We just love the image that Lisa Kaltenegger, the founder and director of the Carl Sagan Institute at Cornell University, has given us of the search for intelligent life. Don’t picture an astronomer in an observatory looking at other planets. Picture an alien on one of those planets looking at Earth. Do we qualify as intelligent life on another planet?
In this issue of Nautilus, Kaltenegger writes about her latest research. She has identified 1,715 stars in our solar neighborhood that could have seen Earth in the past 5,000 years. Any nominal, curious alien on a planet circling one of those stars, with technology similar to our own, could have spotted us.

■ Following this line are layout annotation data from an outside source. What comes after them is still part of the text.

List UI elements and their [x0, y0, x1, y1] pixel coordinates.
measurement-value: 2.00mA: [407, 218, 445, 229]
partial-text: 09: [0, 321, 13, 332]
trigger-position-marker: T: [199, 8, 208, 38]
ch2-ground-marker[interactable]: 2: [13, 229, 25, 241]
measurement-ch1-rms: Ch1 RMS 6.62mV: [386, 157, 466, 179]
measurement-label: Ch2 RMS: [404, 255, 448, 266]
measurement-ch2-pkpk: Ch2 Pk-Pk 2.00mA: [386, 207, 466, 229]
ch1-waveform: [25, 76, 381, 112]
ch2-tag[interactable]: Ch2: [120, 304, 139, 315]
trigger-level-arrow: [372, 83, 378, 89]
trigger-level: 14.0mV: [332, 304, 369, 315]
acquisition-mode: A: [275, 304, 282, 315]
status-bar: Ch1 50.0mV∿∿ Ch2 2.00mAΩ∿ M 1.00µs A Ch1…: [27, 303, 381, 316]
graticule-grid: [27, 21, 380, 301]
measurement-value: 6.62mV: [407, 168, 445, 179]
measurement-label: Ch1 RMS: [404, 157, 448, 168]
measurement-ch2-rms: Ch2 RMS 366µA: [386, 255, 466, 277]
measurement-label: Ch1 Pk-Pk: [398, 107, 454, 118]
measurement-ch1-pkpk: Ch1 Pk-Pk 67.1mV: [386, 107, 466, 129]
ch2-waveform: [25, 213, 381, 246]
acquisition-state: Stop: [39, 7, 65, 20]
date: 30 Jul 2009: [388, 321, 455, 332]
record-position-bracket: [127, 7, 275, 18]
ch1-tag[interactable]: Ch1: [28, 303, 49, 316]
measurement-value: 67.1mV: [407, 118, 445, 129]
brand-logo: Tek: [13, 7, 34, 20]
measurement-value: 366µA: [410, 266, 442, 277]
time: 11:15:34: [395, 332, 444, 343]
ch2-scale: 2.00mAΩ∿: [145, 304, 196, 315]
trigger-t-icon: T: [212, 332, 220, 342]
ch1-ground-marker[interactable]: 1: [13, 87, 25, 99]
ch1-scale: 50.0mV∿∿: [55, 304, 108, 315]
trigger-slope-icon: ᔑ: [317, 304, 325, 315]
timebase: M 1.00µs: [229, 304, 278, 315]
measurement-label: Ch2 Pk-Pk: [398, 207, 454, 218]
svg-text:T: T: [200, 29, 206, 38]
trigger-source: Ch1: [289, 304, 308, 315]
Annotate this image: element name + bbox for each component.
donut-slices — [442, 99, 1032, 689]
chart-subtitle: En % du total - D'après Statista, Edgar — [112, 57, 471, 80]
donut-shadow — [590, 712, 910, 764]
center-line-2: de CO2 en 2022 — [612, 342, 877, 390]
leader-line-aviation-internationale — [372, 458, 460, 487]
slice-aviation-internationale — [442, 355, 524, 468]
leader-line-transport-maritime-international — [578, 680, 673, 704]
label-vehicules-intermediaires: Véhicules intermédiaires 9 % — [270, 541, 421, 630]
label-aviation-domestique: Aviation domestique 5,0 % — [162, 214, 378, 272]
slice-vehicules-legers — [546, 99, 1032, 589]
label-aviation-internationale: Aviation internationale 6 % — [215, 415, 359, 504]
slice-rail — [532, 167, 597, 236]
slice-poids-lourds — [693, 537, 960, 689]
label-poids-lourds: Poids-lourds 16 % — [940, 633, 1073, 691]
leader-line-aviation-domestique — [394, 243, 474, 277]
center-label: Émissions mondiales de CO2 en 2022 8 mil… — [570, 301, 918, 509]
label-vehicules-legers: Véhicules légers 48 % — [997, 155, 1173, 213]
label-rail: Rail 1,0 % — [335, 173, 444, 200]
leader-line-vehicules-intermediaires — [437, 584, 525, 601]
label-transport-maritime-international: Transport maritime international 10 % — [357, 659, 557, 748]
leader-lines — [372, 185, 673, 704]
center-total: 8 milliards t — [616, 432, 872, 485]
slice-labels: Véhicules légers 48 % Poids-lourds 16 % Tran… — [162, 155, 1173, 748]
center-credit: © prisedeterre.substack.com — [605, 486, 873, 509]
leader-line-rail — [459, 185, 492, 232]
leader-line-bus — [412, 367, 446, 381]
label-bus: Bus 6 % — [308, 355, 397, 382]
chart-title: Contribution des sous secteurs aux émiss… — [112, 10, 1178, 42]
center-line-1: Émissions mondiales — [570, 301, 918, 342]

The search for life, and meaning, is at the heart of two other Nautilus stories this week. Astrobiologist Caleb Scharf, an expert on exoplanets, finds himself deeply moved by Bewilderment, a new novel by Richard Powers, whose main character is an astrobiologist. Scharf explains how fiction, how Powers, rescues science from its image as a specialized field, and shows how it informs the biggest questions facing humanity.
Meanwhile Tania Lombrozo, a professor of psychology at Princeton University, tells us about her recent research to determine how people console themselves when faced with the biggest questions. Belief in God scores well, but for nearly as many of her test participants, she writes, “meaning without magic, humanist style,” provides the same existential comfort.